Hubbard avait un visage ciselé, des yeux châtains et des cheveux noirs légèrement bouclés. Il parlait rarement et était généralement sans expression, et combiné au fait qu'il était plus grand que les autres jeunes de son âge, les gens lui donnaient souvent une large place.

Il était également très facile à reconnaître.

En voyant Tang Lan arriver, Hubbard leva le menton, faisant signe aux trois personnes.

Sans même les regarder, Tang Lan s’approcha de lui. "Es-tu sorti en douce ?"

"Non." Hubbard sortit une pièce d'identité bleue de sa poche. Utilisant le clair de lune, Tang Lan vit que c'était le type de la Cité Extérieure.

" Que se passe-t-il ? " demanda Tang Lan.

"J'étais discipliné", déclara Hubbard. "Je vivrai désormais dans la ville extérieure."

Tang Lan le regarda. "Ne me mens pas."

Hubbard rangea sa carte d'identité sans rien dire.

" Que se passe-t-il ? " Tang Lan ne le laissa pas du tout esquiver la question. " Dis-moi la vérité. "

Au loin, des sirènes perçantes traversaient la nuit.

Hubbard demanda : « Qu'est-ce qui ne va pas ? »

Tang Lan resta silencieux pendant un moment.

"Cours", dit-il.

Par la suite, à cause de ce combat sauvage, ils ont tous deux passé un mois dans la prison de l'Agence de Défense de la Ville.

Quant à la raison exacte pour laquelle Hubbard était venu dans la ville extérieure, Tang Lan ne lui demanda plus. Il ne le fit que plusieurs années plus tard, quand lui et Hubbard buvaient.

En tant que mercenaire de première classe, le patron de l'équipe de mercenaires AR137 s'enivrait rarement. Bien sûr, son vice-capitaine avait toujours des astuces spéciales pour l'enivrer.

Après plusieurs tours, l'homme était tellement ivre qu'il s'est avancé vers la table, et Tang Lan n'a presque pas réussi à le stabiliser.

"J'ai fait la connaissance d'un officier du département des opérations sur le terrain au dépôt d'approvisionnement", déclara Tang Lan d'un ton doux tout en versant à Hubbard une autre tasse d'alcool débordante. « Il a dit que c'était un colocataire qui s'était entraîné avec toi. Il m'a demandé si Hubbard avait des préjugés politiques, sinon pourquoi s'installerait-il volontairement dans la Ville Extérieure, sacrifiant ainsi un excellent avenir ? Qu'en penses-tu, patron ?"

" Qu'ai-je sacrifié ? " répondit Hubbard après un long moment. " Les choses vont plutôt bien en ce moment. "

"Capitaine, tu es perspicace et toujours victorieux." Tang Lan commença à boire son propre verre. « Dix ans plus tard, tu es le premier commandant de première ligne de l'humanité dans la lutte contre les monstres.

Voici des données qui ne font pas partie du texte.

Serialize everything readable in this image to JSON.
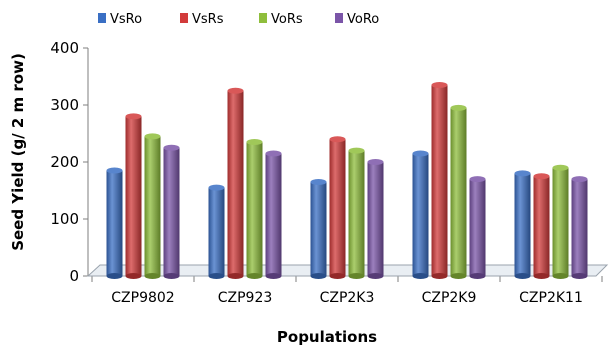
{
  "chart_data": {
    "type": "bar",
    "title": "",
    "xlabel": "Populations",
    "ylabel": "Seed Yield (g/ 2 m row)",
    "ylim": [
      0,
      400
    ],
    "yticks": [
      0,
      100,
      200,
      300,
      400
    ],
    "grid": false,
    "legend_position": "top",
    "categories": [
      "CZP9802",
      "CZP923",
      "CZP2K3",
      "CZP2K9",
      "CZP2K11"
    ],
    "series": [
      {
        "name": "VsRo",
        "color": "#3a6fc4",
        "values": [
          185,
          155,
          165,
          215,
          180
        ]
      },
      {
        "name": "VsRs",
        "color": "#d23b3b",
        "values": [
          280,
          325,
          240,
          335,
          175
        ]
      },
      {
        "name": "VoRs",
        "color": "#8fbe3c",
        "values": [
          245,
          235,
          220,
          295,
          190
        ]
      },
      {
        "name": "VoRo",
        "color": "#7b55a8",
        "values": [
          225,
          215,
          200,
          170,
          170
        ]
      }
    ]
  }
}
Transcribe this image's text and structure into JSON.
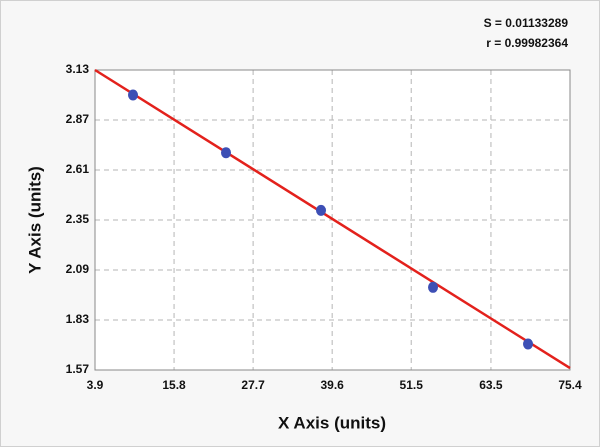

Si tu ne fais pas attention, tu pourrais sauver le monde et devenir un héros. »

L'alcool le brûlait tellement que sa vision devenait floue. En se rappelant sa récitation de «bravoure, fermeté, abnégation, héroïsme », il se dit : ‘Il semble que tu n'aspires pas non plus particulièrement à être un héros.’

Un son haletant sembla provenir de la poitrine de Hubbard. Il riait.

«J'en ai été un», dit-il soudain.

« Ça fait quoi ? »

« Sacrifié … »

Ils étaient tous deux également ivres. L’un ne pouvait pas parler clairement, tandis que l’autre ne pouvait pas entendre clairement. Tang Lan s'est efforcé de se rapprocher de Hubbard, et il a finalement saisi quelques syllabes.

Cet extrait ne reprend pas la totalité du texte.